Instrukcji certyfikatu COSMOS – dokładnie załącznik – omawia inne składniki, które są dopuszczone do stosowania w kosmetykach naturalnych. Mamy grupę składników, które mogą być pozyskiwane z wykorzystaniem rozpuszczalników pochodzenia petrochemicznego. Jest zalecenie, że muszą być te rozpuszczalniki całkowicie usunięte z kosmetyków, jednak zastosowanie rozpuszczalników petrochemicznych również wpływa na zanieczyszczenie środowiska naturalnego.

W tym samym załączniku umożliwia się stosowanie składników, które zawierają pozostałości petrochemiczne w kosmetykach naturalnych. I mamy tutaj do czynienia z bardzo popularną, bardzo delikatną kokamidopropylobetainą.
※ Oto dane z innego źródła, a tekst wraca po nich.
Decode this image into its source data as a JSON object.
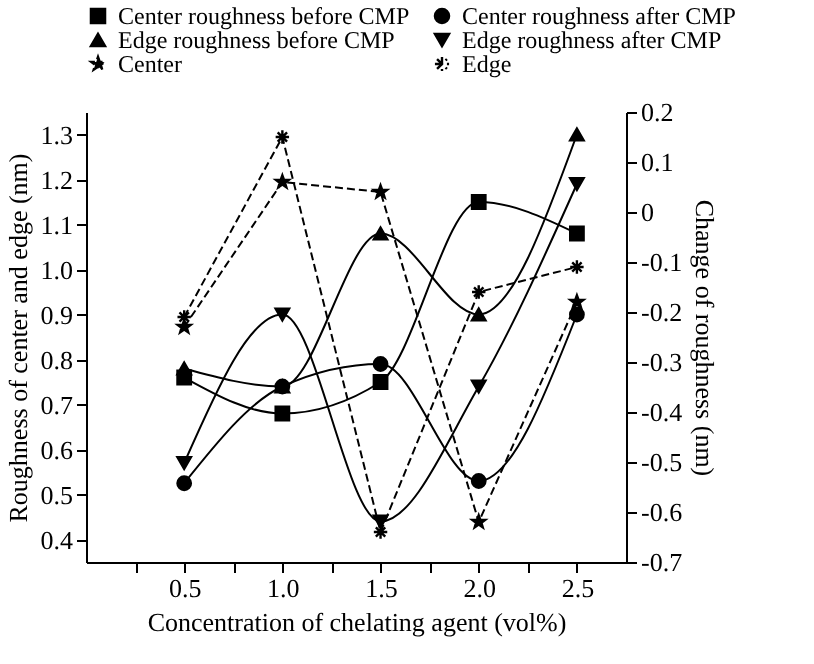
{
  "chart_data": {
    "type": "line",
    "xlabel": "Concentration of chelating agent (vol%)",
    "ylabel": "Roughness of center and edge (nm)",
    "y2label": "Change of roughness (nm)",
    "x": [
      0.5,
      1.0,
      1.5,
      2.0,
      2.5
    ],
    "xlim": [
      0,
      2.75
    ],
    "xticks": [
      {
        "value": 0.25,
        "label": null
      },
      0.5,
      {
        "value": 0.75,
        "label": null
      },
      {
        "value": 1,
        "label": "1.0"
      },
      {
        "value": 1.25,
        "label": null
      },
      1.5,
      {
        "value": 1.75,
        "label": null
      },
      {
        "value": 2,
        "label": "2.0"
      },
      {
        "value": 2.25,
        "label": null
      },
      2.5
    ],
    "ylim": [
      0.35,
      1.35
    ],
    "yticks": [
      0.4,
      0.5,
      0.6,
      0.7,
      0.8,
      0.9,
      {
        "value": 1,
        "label": "1.0"
      },
      1.1,
      1.2,
      1.3
    ],
    "y2lim": [
      -0.7,
      0.2
    ],
    "y2ticks": [
      -0.7,
      -0.6,
      -0.5,
      -0.4,
      -0.3,
      -0.2,
      -0.1,
      0,
      0.1,
      0.2
    ],
    "grid": false,
    "legend": "top",
    "series": [
      {
        "name": "Center roughness before CMP",
        "color": "#000000",
        "marker": "square",
        "line_style": "solid",
        "values": [
          0.76,
          0.68,
          0.75,
          1.15,
          1.08
        ]
      },
      {
        "name": "Center roughness after CMP",
        "color": "#000000",
        "marker": "circle",
        "line_style": "solid",
        "values": [
          0.525,
          0.74,
          0.79,
          0.53,
          0.9
        ]
      },
      {
        "name": "Edge roughness before CMP",
        "color": "#000000",
        "marker": "triangle",
        "line_style": "solid",
        "values": [
          0.78,
          0.74,
          1.08,
          0.9,
          1.3
        ]
      },
      {
        "name": "Edge roughness after CMP",
        "color": "#000000",
        "marker": "triangle-down",
        "line_style": "solid",
        "values": [
          0.57,
          0.9,
          0.44,
          0.74,
          1.19
        ]
      },
      {
        "name": "Center",
        "color": "#000000",
        "marker": "star",
        "line_style": "dashed",
        "axis": "y2",
        "values": [
          -0.23,
          0.06,
          0.04,
          -0.62,
          -0.18
        ]
      },
      {
        "name": "Edge",
        "color": "#000000",
        "marker": "cross",
        "line_style": "dashed",
        "axis": "y2",
        "values": [
          -0.21,
          0.15,
          -0.64,
          -0.16,
          -0.11
        ]
      }
    ]
  }
}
Dlatego zastanawia mnie czy rzeczywiście trend „kosmetyki naturalne” jest prawdą? Czy kosmetyki naturalne są rzeczywiście naturalne? Należy uświadamiać społeczeństwo, że wszystkie kosmetyki sprzedawane na rynku europejskim są bezpieczne do stosowania. Świadczy o tym ustawodawstwo europejskie i szczególnie rozporządzenie 1223. Dlatego też wybór kosmetyków zarówno naturalnych czy tradycyjnych jest kwestią indywidualną. Nie wpływa to w żaden sposób na bezpieczeństwo stosowania.